Diagnostic teams have proposed two main roles for AI to improve the accuracy and efficiency of reading mammograms:

  • A stand-in for a radiologist: At most imaging centers two radiologists read each image. If an AI-powered algorithm were to act as one of those radiologists, providers would be able to offer screening to many more patients. According to 2019 data from the CDC, less than 70% of American women over age 40 had a mammogram within the previous two years. Even as providers and public education campaigns strive to increase that to 100%, a shortage of radiologists has strained the system – so incorporating AI into the process is a promising development.
  • Acting as a ‘first read.’ AI might also serve as a helpful “first reading” to quickly identify the images that are most suspicious, so radiologists can look at them first when their eyes are freshest, and devote more time to analyzing them. Studies have shown that this strategy increases reading accuracy across the board.

3.  A Blood Test for Cancer

Imagine a five-minute outpatient test that can identify cancer before it’s even visible on a mammogram or an MRI. It sounds like something out of Star Trek, but it could be reality within our lifetimes.  

Enter the liquid biopsy. From the patient side, it’s nothing more than a routine blood draw, but when it undergoes a sophisticated analysis back at the laboratory, it can pick up most kinds of cancer DNA.

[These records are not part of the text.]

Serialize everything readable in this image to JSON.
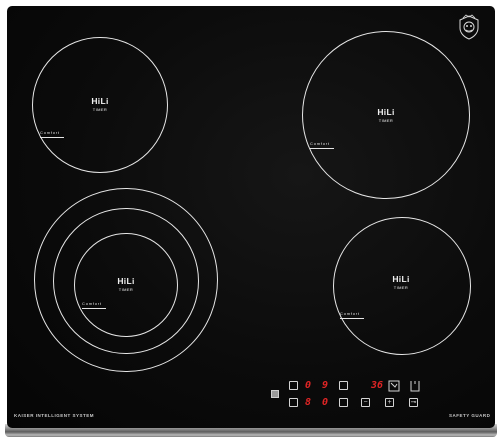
{
  "zones": [
    {
      "id": "rear-left",
      "label": "HiLi",
      "sub": "TIMER",
      "comfort": "Comfort"
    },
    {
      "id": "front-left",
      "label": "HiLi",
      "sub": "TIMER",
      "comfort": "Comfort"
    },
    {
      "id": "rear-right",
      "label": "HiLi",
      "sub": "TIMER",
      "comfort": "Comfort"
    },
    {
      "id": "front-right",
      "label": "HiLi",
      "sub": "TIMER",
      "comfort": "Comfort"
    }
  ],
  "brand_left": "KAISER INTELLIGENT SYSTEM",
  "brand_right": "SAFETY GUARD",
  "display": {
    "top_digit_1": "0",
    "top_digit_2": "9",
    "bottom_digit_1": "8",
    "bottom_digit_2": "0",
    "timer_value": "36"
  },
  "controls": {
    "minus_symbol": "−",
    "plus_symbol": "+",
    "lock_symbol": "⊸"
  },
  "colors": {
    "glass": "#0b0b0b",
    "ring": "#e6e6e6",
    "display": "#e02525"
  },
  "icons": [
    "kaiser-logo-icon",
    "clock-icon",
    "timer-bracket-icon",
    "power-icon",
    "lock-icon"
  ]
}
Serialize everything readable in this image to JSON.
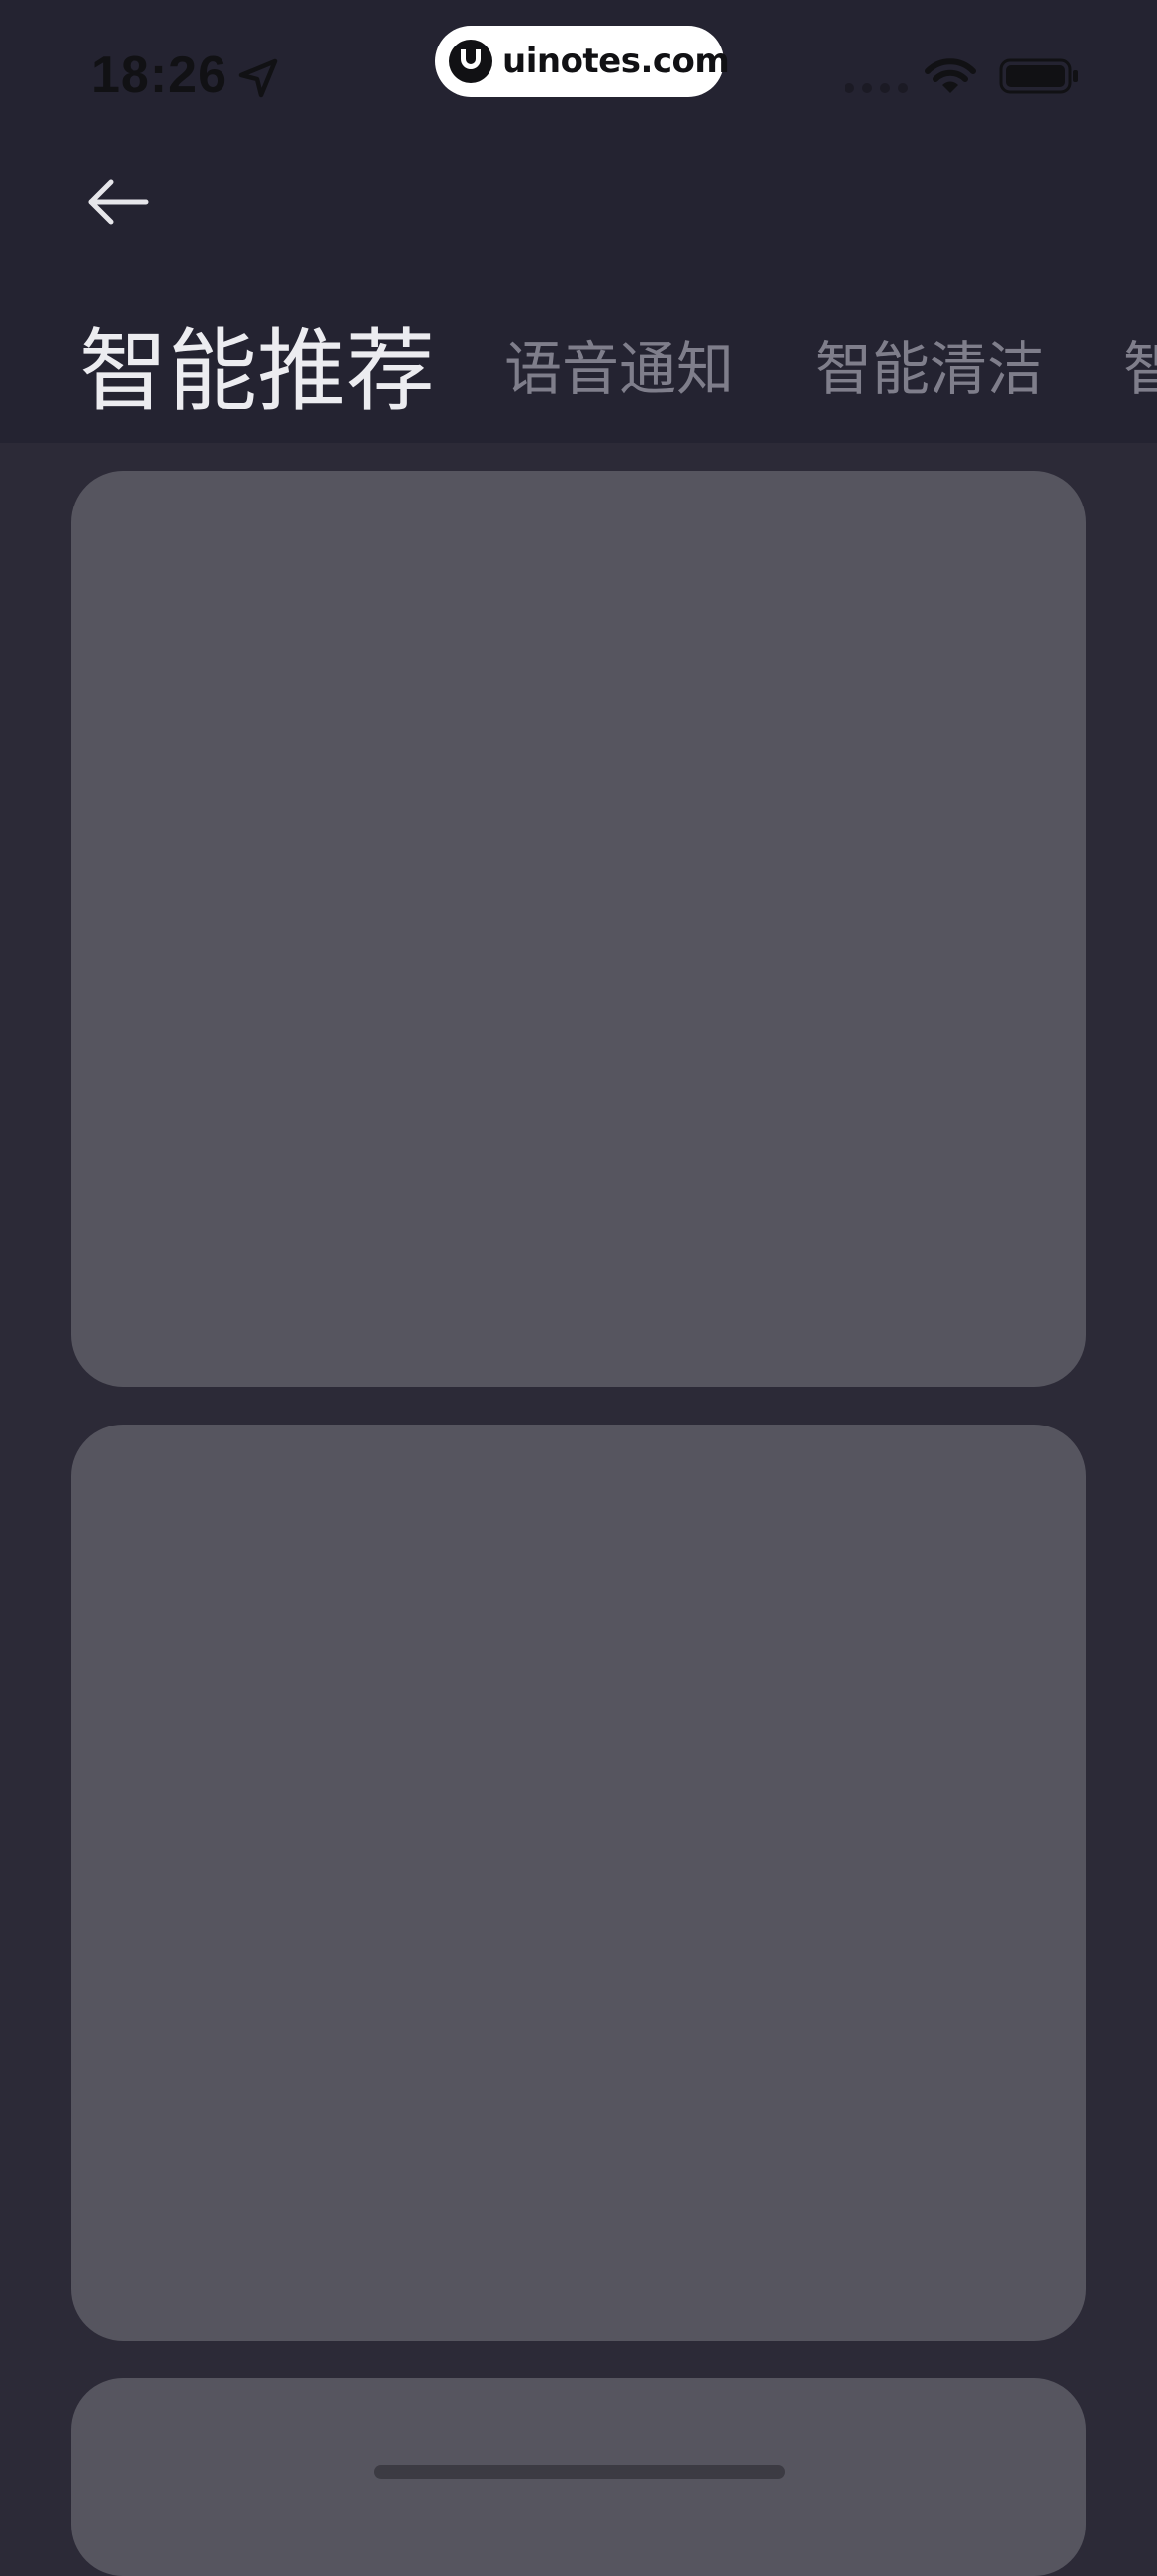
{
  "status_bar": {
    "time": "18:26",
    "location_icon": "location-arrow-icon",
    "signal_icon": "cellular-signal-icon",
    "wifi_icon": "wifi-icon",
    "battery_icon": "battery-icon"
  },
  "watermark": {
    "text": "uinotes.com",
    "logo_icon": "uinotes-logo-icon"
  },
  "nav": {
    "back_icon": "arrow-left-icon"
  },
  "tabs": [
    {
      "label": "智能推荐",
      "active": true
    },
    {
      "label": "语音通知",
      "active": false
    },
    {
      "label": "智能清洁",
      "active": false
    },
    {
      "label": "智",
      "active": false
    }
  ],
  "cards": [
    {
      "state": "placeholder"
    },
    {
      "state": "placeholder"
    },
    {
      "state": "placeholder"
    }
  ],
  "colors": {
    "header_background": "#242331",
    "page_background": "#2c2a37",
    "card_background": "#56555f",
    "active_tab": "#ececf0",
    "inactive_tab": "#7f7e8b"
  }
}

Like every other bodily system, tumors are constantly shedding their DNA into our bloodstreams, says Nikoletta Sidiropoulos, MD, associate professor of pathology and laboratory medicine at UVM’s Larner College of Medicine. So, certain biomarkers found in the blood could indeed warn of cancer.

The U.S. Food and Drug Administration approved molecular biomarker tests in 2016 for certain types of lung cancer, and in 2020 for some types of tumors. While liquid biopsies have proven very effective in detecting the recurrence of cancer after treatment or remission, the technology isn’t yet as accurate as the traditional tissue biopsy in cases of initial cancer diagnosis. But Dr. Sidiropoulos expects that to change as the technology matures.

In fact, she thinks the technique could someday be used for multi-cancer early detection, a “one-stop shop” that looks for many biomarkers across many genes simultaneously. Such a test would tell a patient, “You may have cancer, and it’s probably cancer X, but we don’t know where it is,” Dr. Sidiropoulos explains. That patient could then be referred right away for further imaging.

Considering that approximately 70% of cancer deaths are caused by variations that do not have any effective early-stage screening options — most notably pancreatic and ovarian cancer – this could be a future life-saver.